Hygiene and it’s connection to mental health is often taken leniently. In order to understand it, we ought to know the importance these two ‘terms’ hold.
When we talk about hygiene, it’s stated that “Hygiene is a series of practices performed to preserve health. According to WHO, “Hygiene refers to conditions and practices that help to maintain health and prevent the spread of diseases.” Personal hygiene refers to maintaining the body’s cleanliness.
Many people equate hygiene with ‘cleanliness,’ but hygiene is a broad term. Every day, we do “hygienic” tasks like take a bath, wash our hands, brush our teeth, and exercise, all so we can stay happy and healthy. And while physical hygiene is important, we shouldn’t neglect our mental health hygiene. But what is Mental Health Hygiene?
Mental Health is a state of successful mental function, resulting in productive activities, fulfilling relationships with other people, and the ability to adapt, change, and cope with adversity.
A person is considered mentally healthy if he/she looks at one’s self, one’s life, and others, in a relatively stable and grounded manner. Moreover, if a person can evaluate, think, feel and act constructively when faced with life’s situations, challenges, and problems. Most importantly, if a person can explore constructive choices in handling stress and making decisions, then one is said to be mentally healthy.
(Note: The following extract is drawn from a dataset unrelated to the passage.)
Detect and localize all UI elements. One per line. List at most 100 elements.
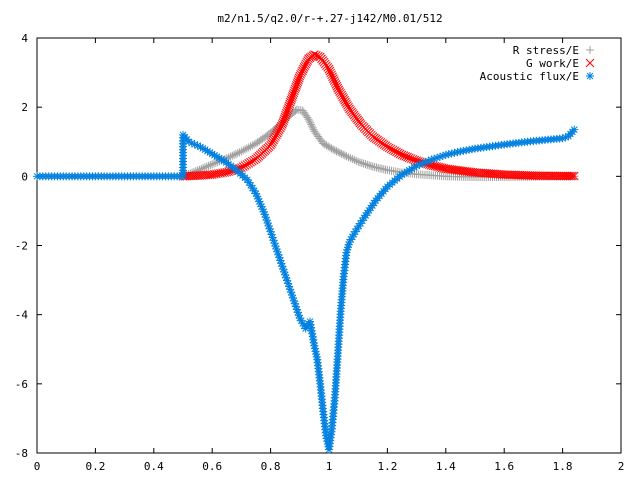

Mental Hygiene, on the other hand, is developing, maintaining and promoting necessary behavioural, emotional and social skills to sustain good, effective and efficient mental health. Like physical hygiene, mental hygiene routines are performed for the prevention of developing psychosis, neurosis, or other mental disorder, and for managing the existing ones.
If not taken care of these things which effect the whole well being of the body, it might lead to difficulties like:
- Problems relating to Impersonal relationships.
- Low self esteem
When it comes to thoughts and making up your mind, coping up is always a tougher job to do but when it tries to hold you back, you know, that it’s the time to let go or to gain control over it.
There are things which have been proven to affect one’s mental health to its healthy state are:
- NURTURE CONNECTIONS:
Humans are social animals, Surround yourself with friends who help you grow. Let go of the toxic people who hold you back. Laugh with others, share your emotions with them. You need those people because you need to know that you are not alone.
- PEN IT DOWN
Writing helps you translate your thoughts and feelings into something tangible. For those who do find writing cathartic, journaling can also help organize these thoughts and feelings into a broader perspective. However, if writing it down only stresses you, then don’t push it.
- SLEEPING ROUTINE
You can improve the quality of your sleep by setting a regular bedtime schedule. You should also cut out on the booze and screen time, as these disrupt your normal, healthy, sleep cycle. During deep sleep, restoration of the mind and body happens. It is during this time that your body works on its repairs. So lay down comfortably and get enough sleep every night.
Exercise is not only physical hygiene. It is also an important mental hygiene practice. When you exercise, your brain releases Endorphins and Serotonin. Moreover, group sports foster good relationship ties that help you improve on your social skills and contact sports are good for regulating or keeping anger issues and anger management in check.
- SELF LOVE
Only allow the right people to be present in your life. Get rid of the people who thrive on your loss or pain. There is not enough time in life to waste on people who want to take away your happiness. Set boundaries with others. When you set limits or say no to work or activities that deplete your physical, spiritual, or emotional energy, you allow yourself more time to practice positive thoughts.
Focus on Need
Accept what you need rather than what you think you want. Self-love is practiced by turning away from what may feel exciting and good to focus on what you need to stay centred, strong, and moving forward in your life. By focusing on what you need, you turn away from automatic behaviours that get you into trouble and keep you stuck in the past.
Stress has always been a major exacerbator of my anxiety and depression symptoms. By learning to take better care of the basic needs I have, I have learned to lessen the physical effects stress has on my body. If you take time to focus on what you need, you will love yourself more. People who nourish themselves daily through proper nutrition, sleep, exercise, and healthy social interactions have higher feelings of self-love.